I was gazing absent-mindedly at nothing in particular when I glanced over and noticed one of our cats sitting across the room, watching me. I have really never taken the time to appreciate that our cats may be watching us just as much as we watch them. It was a moment that tugged at my heart strings. Oh, to be the subject of a cat's attention for no reason what-so-ever. This is what it feels like to be loved.
I sat still a little longer and that same cat jumped up onto the bookcase with his buddy. Their tails crossed, then flicking back and forth, yet still touching. Always touching. I was mesmerized by this little quiet interplay among our cats who don't speak, yet say so much.

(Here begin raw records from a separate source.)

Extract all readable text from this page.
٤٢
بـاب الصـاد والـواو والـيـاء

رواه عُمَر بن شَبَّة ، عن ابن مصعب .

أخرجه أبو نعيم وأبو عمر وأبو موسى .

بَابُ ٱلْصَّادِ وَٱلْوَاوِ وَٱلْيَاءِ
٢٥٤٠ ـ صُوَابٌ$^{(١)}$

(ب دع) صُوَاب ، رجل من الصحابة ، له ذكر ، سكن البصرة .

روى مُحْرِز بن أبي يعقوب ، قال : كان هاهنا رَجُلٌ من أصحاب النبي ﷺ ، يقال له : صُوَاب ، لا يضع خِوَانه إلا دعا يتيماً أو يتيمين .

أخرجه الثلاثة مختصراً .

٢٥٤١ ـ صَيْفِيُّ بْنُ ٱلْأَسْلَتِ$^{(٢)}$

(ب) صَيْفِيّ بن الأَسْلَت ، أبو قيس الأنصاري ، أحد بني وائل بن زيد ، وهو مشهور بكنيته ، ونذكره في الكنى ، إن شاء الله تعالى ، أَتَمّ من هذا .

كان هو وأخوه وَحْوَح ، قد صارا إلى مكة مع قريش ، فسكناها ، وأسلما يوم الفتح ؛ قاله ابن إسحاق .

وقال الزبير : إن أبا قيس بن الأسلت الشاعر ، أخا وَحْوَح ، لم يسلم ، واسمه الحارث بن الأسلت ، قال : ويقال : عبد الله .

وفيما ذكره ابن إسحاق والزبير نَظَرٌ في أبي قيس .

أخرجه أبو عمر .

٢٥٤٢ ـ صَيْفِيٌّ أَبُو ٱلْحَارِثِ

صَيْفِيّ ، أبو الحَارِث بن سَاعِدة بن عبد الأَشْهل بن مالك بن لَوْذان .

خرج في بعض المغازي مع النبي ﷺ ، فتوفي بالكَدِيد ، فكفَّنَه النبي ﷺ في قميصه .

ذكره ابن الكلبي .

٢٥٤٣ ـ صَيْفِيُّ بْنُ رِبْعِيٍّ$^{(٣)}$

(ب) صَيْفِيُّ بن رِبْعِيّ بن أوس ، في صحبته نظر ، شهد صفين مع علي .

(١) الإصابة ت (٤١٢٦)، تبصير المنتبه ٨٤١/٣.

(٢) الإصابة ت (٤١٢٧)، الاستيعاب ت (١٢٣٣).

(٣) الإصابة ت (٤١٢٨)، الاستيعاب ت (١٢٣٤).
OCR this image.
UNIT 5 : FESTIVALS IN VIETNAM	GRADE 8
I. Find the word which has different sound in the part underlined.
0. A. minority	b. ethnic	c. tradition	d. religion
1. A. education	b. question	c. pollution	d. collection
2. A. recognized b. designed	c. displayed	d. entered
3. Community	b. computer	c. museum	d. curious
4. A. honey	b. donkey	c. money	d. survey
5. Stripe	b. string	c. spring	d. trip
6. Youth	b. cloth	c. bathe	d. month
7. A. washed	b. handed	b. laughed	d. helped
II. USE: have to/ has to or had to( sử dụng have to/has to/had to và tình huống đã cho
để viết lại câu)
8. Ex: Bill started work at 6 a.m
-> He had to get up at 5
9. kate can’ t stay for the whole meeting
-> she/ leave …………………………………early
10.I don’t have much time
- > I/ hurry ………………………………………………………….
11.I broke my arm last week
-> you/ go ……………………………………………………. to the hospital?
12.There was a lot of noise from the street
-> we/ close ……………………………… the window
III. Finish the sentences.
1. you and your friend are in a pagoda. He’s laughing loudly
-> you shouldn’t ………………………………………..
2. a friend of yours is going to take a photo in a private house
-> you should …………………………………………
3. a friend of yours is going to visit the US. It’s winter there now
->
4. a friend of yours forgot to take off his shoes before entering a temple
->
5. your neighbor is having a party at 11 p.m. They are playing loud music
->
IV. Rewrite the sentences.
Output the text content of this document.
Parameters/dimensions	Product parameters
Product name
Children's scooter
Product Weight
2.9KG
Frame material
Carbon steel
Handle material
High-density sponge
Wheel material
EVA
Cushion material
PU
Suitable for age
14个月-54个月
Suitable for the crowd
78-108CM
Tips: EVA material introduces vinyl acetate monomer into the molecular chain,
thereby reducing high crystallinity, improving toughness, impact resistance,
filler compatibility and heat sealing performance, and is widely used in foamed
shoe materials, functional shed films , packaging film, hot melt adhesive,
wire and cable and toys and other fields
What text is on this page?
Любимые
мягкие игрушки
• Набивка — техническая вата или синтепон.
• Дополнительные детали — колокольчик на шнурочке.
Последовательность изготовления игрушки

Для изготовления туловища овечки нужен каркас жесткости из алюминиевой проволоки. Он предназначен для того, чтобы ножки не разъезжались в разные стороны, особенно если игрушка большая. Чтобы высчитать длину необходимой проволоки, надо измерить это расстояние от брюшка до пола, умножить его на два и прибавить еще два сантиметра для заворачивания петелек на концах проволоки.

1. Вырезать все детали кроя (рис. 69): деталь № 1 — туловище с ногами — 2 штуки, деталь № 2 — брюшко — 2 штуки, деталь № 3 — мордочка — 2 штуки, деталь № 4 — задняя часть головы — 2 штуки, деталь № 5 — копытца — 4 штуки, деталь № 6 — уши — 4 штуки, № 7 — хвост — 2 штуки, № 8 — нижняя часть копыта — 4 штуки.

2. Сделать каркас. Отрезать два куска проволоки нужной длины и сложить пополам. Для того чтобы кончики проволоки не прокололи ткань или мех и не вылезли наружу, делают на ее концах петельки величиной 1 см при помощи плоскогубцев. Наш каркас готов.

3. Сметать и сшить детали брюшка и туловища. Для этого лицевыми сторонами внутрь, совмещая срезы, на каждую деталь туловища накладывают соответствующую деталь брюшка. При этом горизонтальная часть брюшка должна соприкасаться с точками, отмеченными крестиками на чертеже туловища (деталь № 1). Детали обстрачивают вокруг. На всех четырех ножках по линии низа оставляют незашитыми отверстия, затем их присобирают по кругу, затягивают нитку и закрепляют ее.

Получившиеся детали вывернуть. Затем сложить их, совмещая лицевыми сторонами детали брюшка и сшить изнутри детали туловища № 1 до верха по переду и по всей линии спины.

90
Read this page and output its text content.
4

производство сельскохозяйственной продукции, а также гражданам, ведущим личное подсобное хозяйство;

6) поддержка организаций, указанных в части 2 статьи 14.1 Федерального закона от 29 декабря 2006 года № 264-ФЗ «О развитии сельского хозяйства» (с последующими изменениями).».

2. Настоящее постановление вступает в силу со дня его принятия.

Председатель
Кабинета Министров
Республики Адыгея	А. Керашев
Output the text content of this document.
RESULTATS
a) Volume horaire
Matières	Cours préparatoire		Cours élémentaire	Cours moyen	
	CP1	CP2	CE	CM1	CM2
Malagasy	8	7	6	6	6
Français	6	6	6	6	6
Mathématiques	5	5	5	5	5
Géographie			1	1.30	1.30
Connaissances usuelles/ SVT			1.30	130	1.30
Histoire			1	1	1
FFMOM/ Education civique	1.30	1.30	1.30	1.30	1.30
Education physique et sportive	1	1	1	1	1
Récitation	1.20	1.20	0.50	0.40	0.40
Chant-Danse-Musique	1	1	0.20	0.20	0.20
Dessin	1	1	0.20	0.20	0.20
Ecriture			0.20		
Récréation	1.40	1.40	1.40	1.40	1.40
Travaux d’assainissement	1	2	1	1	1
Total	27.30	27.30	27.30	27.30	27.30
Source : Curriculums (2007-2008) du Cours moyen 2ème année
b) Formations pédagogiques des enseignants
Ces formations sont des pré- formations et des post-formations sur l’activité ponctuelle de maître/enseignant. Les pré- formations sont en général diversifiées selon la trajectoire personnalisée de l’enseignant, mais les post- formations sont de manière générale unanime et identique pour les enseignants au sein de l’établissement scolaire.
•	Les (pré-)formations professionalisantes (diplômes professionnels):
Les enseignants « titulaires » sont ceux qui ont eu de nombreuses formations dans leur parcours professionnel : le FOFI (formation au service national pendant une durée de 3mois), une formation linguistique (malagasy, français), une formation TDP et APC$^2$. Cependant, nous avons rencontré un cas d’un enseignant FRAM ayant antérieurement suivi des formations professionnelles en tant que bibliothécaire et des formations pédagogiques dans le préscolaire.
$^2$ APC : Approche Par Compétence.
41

I wanted to sit still in the quiet and just revel in a wordless hour or two. But my day walked in and my quiet bubble burst all over my face and it was gone.
I am aching for something right now. I feel guilty about pretty much everything under the sun. I don't even know what I'm thinking.
I have to find myself, for I am lost. I think I'm going to light a candle and sit quietly in the dark until my day walks in. I may only have a few minutes but I will make the most of them.
May you savor a quiet moment today. Carve out just a little piece of time to be still and see how it feels.